Functions of Norovirus VP1: A Multi-Faceted Capsid Protein

Human noroviruses, commonly known as "winter vomiting disease" are a major cause of gastroenteritis worldwide for which there is no treatment or preventative strategies available. Outbreaks of norovirus often occur in partly enclosed communities, most notably hospital wards and care homes where closes and restrictions apply a drain on healthcare services. In the UK alone every year, norovirus outbreaks result in the loss of over 15,000 bed days and a financial burden of over £100 million. Norovirus infection is estimated to result in the loss of over 200,000 lives each year, primarily in the most vulnerable populations such as found in lower and middle income countries (LIMC), the young and elderly and those with a compromised immune system.
The disease-causing viruses are small, each one consisting of the viral genome enclosed within a protein capsid comprised mostly of the major viral structural protein VP1. This is a key protein in virus replication. It is responsible for the delivery of the virus genome to start an infection and production of more virus to spread infection both between cells and between people. Importantly, as the major constituent of viral capsids, VP1 is important for generating an anti-viral immune response and is the first viral component the immune system experiences during when a person become infected. This research will study how VP1 functions at different steps of the virus life-cycle to start infection and spread infection to new cells. Understanding these fundamental processes will aid the development of future approaches to disease control.

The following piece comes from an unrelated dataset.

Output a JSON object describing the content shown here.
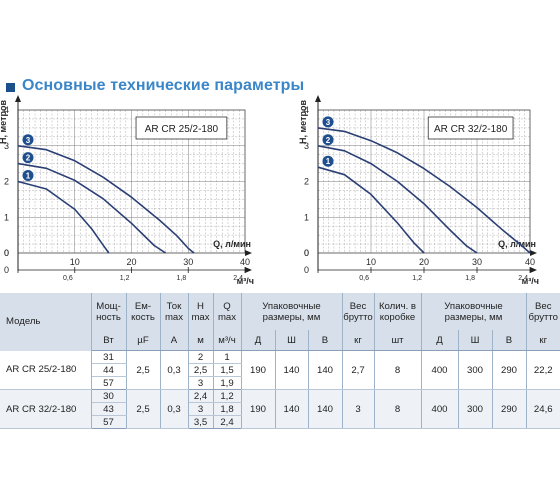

As positive-sense RNA viruses, noroviruses possess small genomes that produce a limited set of proteins. To compensate for this limitation they have evolved proteins that have manifold functions during the virus life-cycle and increase their "genetic economy". The norovirus structural protein VP1 is an example of a multi-functional protein. It is the major component of viral capsids and must be robust to protect the vulnerable viral genome. It is essential for receptor binding and allowing controlled virion disassembly to deliver the viral genome during endocytosis. Inside infected cells it is involved in regulating viral genome synthesis and is essential for assembly of new infectious virions. As part of my recent work, resources are now in place to understand how VP1 fulfils two essential roles.
Using inactivation of infectious virus with structural and molecular biology I have identified a viral particle that has a novel VP1 conformation. I hypothesise that this conformation of VP1 in the capsid is involved in delivery of the viral genome. Using biochemical assays with imaging and structural techniques I will discover how VP1 directs delivery of the viral genome during endocytosis and the factors involved in this process. In contrast to the disassembly of the capsid that must take place during endocytosis, production of nascent virions requires the controlled assembly of VP1 with the viral genome. I have demonstrated that VP1 localises with membrane-associated non-structural proteins believed to be involved in viral RNA replication. I hypothesise that the interaction between VP1 and these viral non-structural proteins is part of a regulated complex required for virion assembly. With my experience studying macromolecular complexes, I will investigate how VP1 interacts with viral factors to assemble virions. By understanding how VP1 functions to regulate entry into the cells and production of virions, improved vaccine and anti-viral approaches can be created.

As a fundamental research project, the academic community will be the major beneficiaries of this work as outlined in the Academic Beneficiaries section. Within the duration of this fellowship the main non-academic beneficiaries for the proposed research are the UK and global economies. This is through my professional development and transition to an independent researcher career and the training of junior researchers (e.g. the PDRA, tba) as highly skilled professionals. This research will also strengthen the economic competitiveness of the UK by growing world-recognised life-science research (e.g. virology). Other beneficiaries include the general public, through increased understanding and communication of scientific principles (e.g. infection control), healthcare organisations where norovirus is a major burden (e.g. hospital wards) and government organisation in countries where gastroenteritis is a cause of significant morbidity and mortality. Beyond the duration of this fellowship, healthcare organisations and the general public will continue to be major non-academic beneficiaries through the potential development of novel norovirus disease control strategies (e.g. vaccine or anti-viral development). This will increase quality of life, particularly for vulnerable populations (e.g. the elderly and immunocompromised) and relieve healthcare cost-associated burdens. This will require further investigations, likely requiring new academic and industrial partners (e.g. for vaccine manufacture), who will be future beneficiaries.